Reviews

The Hounding of David Oluwale

On the 4th of May 1969, David Oluwale’s badly beaten body was heaved out of the River Aire. An immigrant from Lagos, Oluwale had spent the past twenty years as a Leeds resident, living homeless for the majority of that time.

Oladipo Agboluaje’s adaptation of Kester Aspden’s novel reimagines David’s life from the perspective of the internal enquiry that took place after his death. Inspector Perkins, cutely played by Ryan Early, pictures a man pursued ruthlessly by local police, constantly moved on and attacked for blood sport. We see Oluwale – his name mispronounced and misspelt –disintegrate in the midst of a society unable to see past the colour of his skin. Seeking a conviction for murder, Perkins is finally left to contend with a half justice as a verdict of assault is pronounced on his perpetrators.

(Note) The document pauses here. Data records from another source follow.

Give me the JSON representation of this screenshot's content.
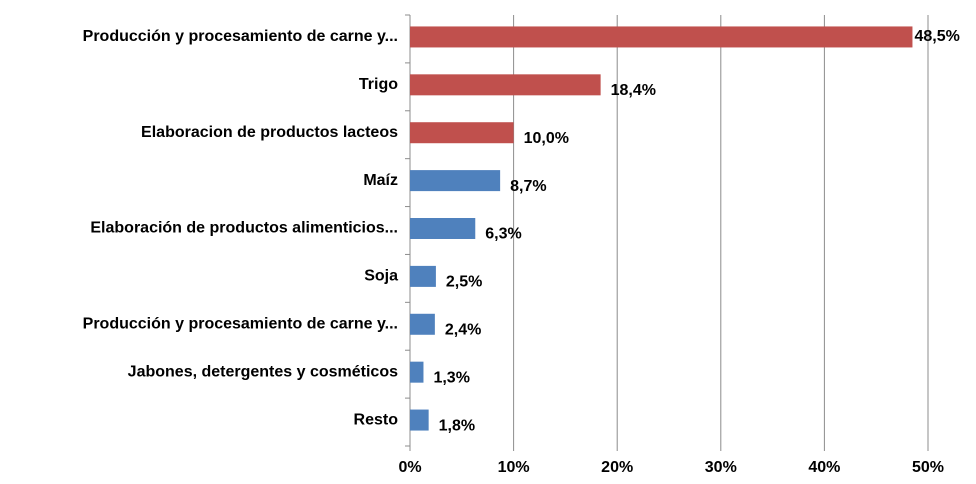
{
  "chart_data": {
    "type": "hbar",
    "categories": [
      "Producción y procesamiento de carne y...",
      "Trigo",
      "Elaboracion de productos lacteos",
      "Maíz",
      "Elaboración de productos alimenticios...",
      "Soja",
      "Producción y procesamiento de carne y...",
      "Jabones, detergentes y cosméticos",
      "Resto"
    ],
    "values": [
      48.5,
      18.4,
      10.0,
      8.7,
      6.3,
      2.5,
      2.4,
      1.3,
      1.8
    ],
    "value_labels": [
      "48,5%",
      "18,4%",
      "10,0%",
      "8,7%",
      "6,3%",
      "2,5%",
      "2,4%",
      "1,3%",
      "1,8%"
    ],
    "colors": [
      "#c0504d",
      "#c0504d",
      "#c0504d",
      "#4f81bd",
      "#4f81bd",
      "#4f81bd",
      "#4f81bd",
      "#4f81bd",
      "#4f81bd"
    ],
    "xlim": [
      0,
      50
    ],
    "xticks": [
      {
        "value": 0,
        "label": "0%"
      },
      {
        "value": 10,
        "label": "10%"
      },
      {
        "value": 20,
        "label": "20%"
      },
      {
        "value": 30,
        "label": "30%"
      },
      {
        "value": 40,
        "label": "40%"
      },
      {
        "value": 50,
        "label": "50%"
      }
    ],
    "grid": true
  }
}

Only towards its end does Agboluaje’s play admit even slightly of its own subjective bias. For ninety minutes, it tells its story convinced of its victims and its violators, discarding those elements that don’t fit its charges. Its final declaration of perspective, however, is too half-hearted to properly throw its previous events into doubt.

Nor does Agboluaje attempt to truly understand the society that casts Oluwale aside. His play reeks of liberal hindsight, presenting a racist, sexist, homophobic and anti-elitist Neanderthal of a community that sits in harsh conflict with the archetypal version of England that seduced Oluwale from his home country.

Whether right or wrong – and this depends entirely on the perspective from which you approach the work – Agboluaje’s over-empathetic position saps much of the drama and flattens the action.

The Hounding of David Oluwale might make good television. Here it appears repetitive and over-long: the stage-violence lacks real punch and the city of Leeds is consciously painted rather than appearing as background. Despite a commanding central performance from Daniel Francis, Dawn Walton’s confused direction leads to a jumbled ensemble that wavers from caricature to sympathetic naturalism.

“Pick your battles,” advises David’s mother before he leaves Lagos. In presenting an acceptable modern perspective on history, Agboluaje has certainly followed it.